Türkiye’nin ihracatta uygun bir pazar yakaladığını tabir eden Arınık, “4-5 yıl öncesine kadar Türkiye tereyağı ithal ediyordu. Artık ihracatçıyız. Dalın istikrarı için ihracat kaide. Lakin bununla birlikte dış pazar da istikrar ister. İhracatı kesersek ya da sekteye uğratırsak güç kazandığımız bu pazarları hayli kolay kaybedebiliriz. daha sonrasında da pazara bir daha giremeyebiliriz. Girsek bile bize maliyeti çok yüksek olabilir ya da birtakım şeylerden taviz vermek zorunda kalabiliriz” diye konuştu.

“GIDA ENFLASYONUN SEBEBİ İHRACAT DEĞİLDİR”

Türkiye Süt Üreticileri Merkez Birliği Lideri Tevfik Keskin ise ihracata yönelik kısıtlama ve yasak kararlarının yanlış olduğunu söylemiş oldu.

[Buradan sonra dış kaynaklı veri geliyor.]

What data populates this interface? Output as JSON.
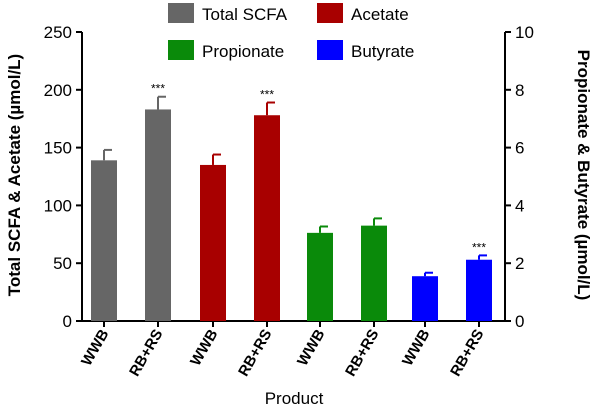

Keskin, “Sektörde istikrar için ihracat devam etmeli. Tereyağına getirilen ihracat yasağını gerçek bulmuyoruz. Bu çeşit kısıtlama ve yasaklardan bölüm ziyan görür. Tereyağından daha sonra artık de süt tozu ihracatına da emsal bir sınırlama getirileceği konuşuluyor. Şayet bu biçimde bir karar alınırsa bu yalnızca endüstrici ya da ihracatçının değil bununla birlikte üreticinin de aleyhine olacaktır. Üretici, çiğ süt fiyatlarından dolayı güç günlerden geçerken bir de ihracatta yasak ya da kısıtlama üretimde daha büyük bir ziyan yaratır” dedi.

Türkiye’nin tarım ülkesi olduğunu ve ihracatın iç piyasa kadar dış pazarın da dengeleyici bir ögesi olduğuna dikkat çeken Keskin, “Kısıtlama ve yasaklarla bu iş olmaz. Bu önlemler aksi teper ve yarın birgün bu işi yapacak kimseyi bulamayız. Besin enflasyonunun niçini ihracat değildir. Enflasyonla gayret etmek istiyorsak evvel maliyetleri düşürmek ve üreticileri koruyarak üretimi sürdürmelerini sağlamamız lazım” diye konuştu.